Wednesday, January 02, 2008
Hard Workers
When I was ten on the High Plains of West Texas, I declared jihad on red ants.
I ransacked my father's toolshed and came up with a can of naphtha and almost a full half-gallon of oil-based white exterior paint. These I wanted to mix together before pouring them into the portal of a red ant den near the southwest corner of the vegetable garden. I found the galvanized bucket my father used to feed the chickens and poured the paint, followed by the naphtha, into it and mixed it together with a foot-long screwdriver I extracted from his toolbox. I poured my concoction on the ants, which killed some of them. It was plain to see.
Encouraged, and with my blood up, I got into my brother's stash of colognes and after-shave lotions and used them all to further dilute the white paint, which was quickly coagulating on the hard dirt around the red ant den. Then I decided to call in the air force and firebomb the den, tossing large lit kitchen matches onto my chemical and paint stew. The whole mess erupted with flames the color of mint, including the discarded bucket and screwdriver, both white with naphtha-ized paint, and before I knew it the whole prairie was burning. The wall of flames were moving with a fluid skip toward the chicken house when I ran inside for help.
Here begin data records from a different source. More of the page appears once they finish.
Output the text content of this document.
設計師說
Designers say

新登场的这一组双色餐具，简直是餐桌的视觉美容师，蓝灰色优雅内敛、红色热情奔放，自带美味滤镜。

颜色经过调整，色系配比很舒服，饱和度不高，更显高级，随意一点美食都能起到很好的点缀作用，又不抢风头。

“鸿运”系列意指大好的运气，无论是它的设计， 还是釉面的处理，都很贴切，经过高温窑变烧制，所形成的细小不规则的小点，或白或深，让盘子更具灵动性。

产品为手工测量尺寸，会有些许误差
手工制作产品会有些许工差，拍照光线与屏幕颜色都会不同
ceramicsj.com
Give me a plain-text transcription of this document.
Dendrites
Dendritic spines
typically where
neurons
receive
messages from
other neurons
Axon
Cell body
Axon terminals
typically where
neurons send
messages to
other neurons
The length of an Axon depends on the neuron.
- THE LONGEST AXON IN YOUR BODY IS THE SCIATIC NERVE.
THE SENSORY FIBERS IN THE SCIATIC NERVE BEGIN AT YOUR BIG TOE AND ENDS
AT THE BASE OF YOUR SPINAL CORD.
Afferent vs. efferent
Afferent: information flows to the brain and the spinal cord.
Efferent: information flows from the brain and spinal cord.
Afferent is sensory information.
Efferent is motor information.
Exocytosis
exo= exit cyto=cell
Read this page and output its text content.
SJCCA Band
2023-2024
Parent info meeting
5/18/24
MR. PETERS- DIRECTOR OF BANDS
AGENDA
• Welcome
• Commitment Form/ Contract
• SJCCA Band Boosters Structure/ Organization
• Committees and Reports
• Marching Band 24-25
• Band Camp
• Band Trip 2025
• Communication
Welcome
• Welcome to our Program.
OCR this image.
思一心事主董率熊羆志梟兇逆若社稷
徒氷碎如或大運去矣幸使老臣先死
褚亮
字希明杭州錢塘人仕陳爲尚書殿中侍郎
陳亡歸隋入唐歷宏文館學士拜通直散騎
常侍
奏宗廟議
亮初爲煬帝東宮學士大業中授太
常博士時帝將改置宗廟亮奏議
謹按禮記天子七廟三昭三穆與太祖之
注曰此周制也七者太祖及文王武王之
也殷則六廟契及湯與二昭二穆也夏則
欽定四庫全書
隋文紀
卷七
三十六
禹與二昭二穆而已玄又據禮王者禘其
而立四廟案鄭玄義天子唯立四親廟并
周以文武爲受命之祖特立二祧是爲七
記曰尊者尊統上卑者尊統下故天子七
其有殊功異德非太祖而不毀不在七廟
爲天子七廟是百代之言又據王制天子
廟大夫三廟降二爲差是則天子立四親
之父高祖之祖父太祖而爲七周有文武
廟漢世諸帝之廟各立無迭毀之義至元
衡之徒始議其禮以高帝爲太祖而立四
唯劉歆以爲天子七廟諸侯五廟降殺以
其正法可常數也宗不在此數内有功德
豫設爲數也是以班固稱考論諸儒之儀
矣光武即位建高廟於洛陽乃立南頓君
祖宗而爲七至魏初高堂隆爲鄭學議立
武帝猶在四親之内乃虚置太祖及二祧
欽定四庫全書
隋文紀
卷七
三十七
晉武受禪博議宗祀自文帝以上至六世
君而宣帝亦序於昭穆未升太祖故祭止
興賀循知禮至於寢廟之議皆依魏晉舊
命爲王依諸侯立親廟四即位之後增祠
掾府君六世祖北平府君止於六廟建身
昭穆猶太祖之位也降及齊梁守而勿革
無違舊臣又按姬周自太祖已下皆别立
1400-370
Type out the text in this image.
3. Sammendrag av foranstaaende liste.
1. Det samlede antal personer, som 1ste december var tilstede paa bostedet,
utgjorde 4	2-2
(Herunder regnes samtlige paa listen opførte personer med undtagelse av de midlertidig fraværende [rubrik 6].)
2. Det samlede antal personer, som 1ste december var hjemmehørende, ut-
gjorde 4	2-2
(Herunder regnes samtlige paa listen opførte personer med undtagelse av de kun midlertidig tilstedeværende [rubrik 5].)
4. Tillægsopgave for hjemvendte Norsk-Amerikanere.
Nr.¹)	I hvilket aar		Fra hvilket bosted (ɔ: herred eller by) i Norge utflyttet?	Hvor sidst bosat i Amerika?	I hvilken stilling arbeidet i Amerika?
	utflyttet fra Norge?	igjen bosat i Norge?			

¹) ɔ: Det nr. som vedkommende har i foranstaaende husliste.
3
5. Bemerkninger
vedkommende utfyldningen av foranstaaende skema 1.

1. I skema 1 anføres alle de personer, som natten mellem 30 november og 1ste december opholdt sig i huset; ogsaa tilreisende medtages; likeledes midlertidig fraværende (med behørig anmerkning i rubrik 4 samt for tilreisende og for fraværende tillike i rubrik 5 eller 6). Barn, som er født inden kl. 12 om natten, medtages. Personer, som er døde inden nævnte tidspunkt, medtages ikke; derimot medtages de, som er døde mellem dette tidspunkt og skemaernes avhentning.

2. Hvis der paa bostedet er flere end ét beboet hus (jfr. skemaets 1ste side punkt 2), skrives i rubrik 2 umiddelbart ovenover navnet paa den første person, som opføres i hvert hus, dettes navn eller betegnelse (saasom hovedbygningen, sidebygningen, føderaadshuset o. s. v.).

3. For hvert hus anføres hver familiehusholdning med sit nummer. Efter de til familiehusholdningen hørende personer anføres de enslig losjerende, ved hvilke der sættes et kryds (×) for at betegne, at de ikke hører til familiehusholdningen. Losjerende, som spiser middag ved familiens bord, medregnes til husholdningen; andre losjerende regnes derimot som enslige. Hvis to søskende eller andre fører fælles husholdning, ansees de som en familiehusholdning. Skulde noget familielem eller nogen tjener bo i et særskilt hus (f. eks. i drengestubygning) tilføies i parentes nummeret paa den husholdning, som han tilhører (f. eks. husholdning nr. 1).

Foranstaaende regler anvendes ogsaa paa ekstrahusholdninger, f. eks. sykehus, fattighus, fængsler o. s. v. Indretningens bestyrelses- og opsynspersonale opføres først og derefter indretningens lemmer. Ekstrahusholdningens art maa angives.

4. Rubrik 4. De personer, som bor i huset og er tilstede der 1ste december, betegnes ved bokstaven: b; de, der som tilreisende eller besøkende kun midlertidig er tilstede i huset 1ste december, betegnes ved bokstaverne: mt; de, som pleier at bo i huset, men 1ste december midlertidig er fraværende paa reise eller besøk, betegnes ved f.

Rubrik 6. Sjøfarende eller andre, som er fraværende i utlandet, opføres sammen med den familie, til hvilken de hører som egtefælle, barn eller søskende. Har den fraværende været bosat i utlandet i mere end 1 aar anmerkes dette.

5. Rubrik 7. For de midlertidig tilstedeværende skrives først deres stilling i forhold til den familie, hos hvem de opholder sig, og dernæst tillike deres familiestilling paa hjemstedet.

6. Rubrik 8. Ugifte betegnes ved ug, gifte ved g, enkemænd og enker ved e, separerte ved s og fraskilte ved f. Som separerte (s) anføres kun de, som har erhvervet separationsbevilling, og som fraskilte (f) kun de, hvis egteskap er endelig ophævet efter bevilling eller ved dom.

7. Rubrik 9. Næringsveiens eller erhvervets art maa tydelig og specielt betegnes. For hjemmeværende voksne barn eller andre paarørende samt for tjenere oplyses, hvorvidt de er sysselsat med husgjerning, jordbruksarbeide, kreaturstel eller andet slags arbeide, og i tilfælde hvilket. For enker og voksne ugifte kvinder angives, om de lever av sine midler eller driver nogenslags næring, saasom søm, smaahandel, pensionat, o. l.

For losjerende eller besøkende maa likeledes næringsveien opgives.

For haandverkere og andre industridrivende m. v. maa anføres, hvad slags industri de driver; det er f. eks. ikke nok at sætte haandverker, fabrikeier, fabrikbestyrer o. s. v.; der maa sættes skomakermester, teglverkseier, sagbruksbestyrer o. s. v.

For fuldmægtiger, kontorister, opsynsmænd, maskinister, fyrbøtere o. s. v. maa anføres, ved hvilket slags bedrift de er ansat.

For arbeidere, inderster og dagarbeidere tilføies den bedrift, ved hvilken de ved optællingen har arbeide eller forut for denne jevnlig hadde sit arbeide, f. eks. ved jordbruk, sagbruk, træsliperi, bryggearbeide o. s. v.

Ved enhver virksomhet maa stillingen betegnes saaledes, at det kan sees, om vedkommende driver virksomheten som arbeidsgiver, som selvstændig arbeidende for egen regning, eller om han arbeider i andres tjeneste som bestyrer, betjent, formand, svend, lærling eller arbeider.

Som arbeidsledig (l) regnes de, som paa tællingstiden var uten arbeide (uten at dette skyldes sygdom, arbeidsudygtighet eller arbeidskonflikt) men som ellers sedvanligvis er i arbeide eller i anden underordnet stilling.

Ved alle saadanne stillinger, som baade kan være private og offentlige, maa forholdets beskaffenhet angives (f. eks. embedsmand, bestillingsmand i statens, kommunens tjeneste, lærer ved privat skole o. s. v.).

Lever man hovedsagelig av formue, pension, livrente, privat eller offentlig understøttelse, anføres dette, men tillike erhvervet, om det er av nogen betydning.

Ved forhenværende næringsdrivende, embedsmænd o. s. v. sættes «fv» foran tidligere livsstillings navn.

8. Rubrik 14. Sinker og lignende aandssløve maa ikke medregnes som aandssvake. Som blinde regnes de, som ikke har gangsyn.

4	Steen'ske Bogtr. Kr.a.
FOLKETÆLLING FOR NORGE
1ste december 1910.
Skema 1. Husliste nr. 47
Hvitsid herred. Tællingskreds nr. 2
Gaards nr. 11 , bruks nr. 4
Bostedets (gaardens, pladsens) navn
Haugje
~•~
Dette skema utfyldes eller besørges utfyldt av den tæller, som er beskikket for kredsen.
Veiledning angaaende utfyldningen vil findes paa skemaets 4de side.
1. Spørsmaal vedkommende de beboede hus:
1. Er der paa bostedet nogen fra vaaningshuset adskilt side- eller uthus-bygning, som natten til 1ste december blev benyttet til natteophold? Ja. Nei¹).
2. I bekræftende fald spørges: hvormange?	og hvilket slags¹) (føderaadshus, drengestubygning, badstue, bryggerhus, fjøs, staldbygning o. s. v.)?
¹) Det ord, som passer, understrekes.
The next morning I was still confined to my quarters when I overheard my parents at the breakfast table. "Well, at least he's a hard worker," my mother said, and chuckled. My mother was the most Christian woman I've ever known, and she seriously practiced the rule that it was her duty to say something nice about everyone.
Which is the only explanation we can come up with for the Jefferson Post's editorial yesterday saying that, well, Madam Virginia Foxx is, sum total, a hard worker.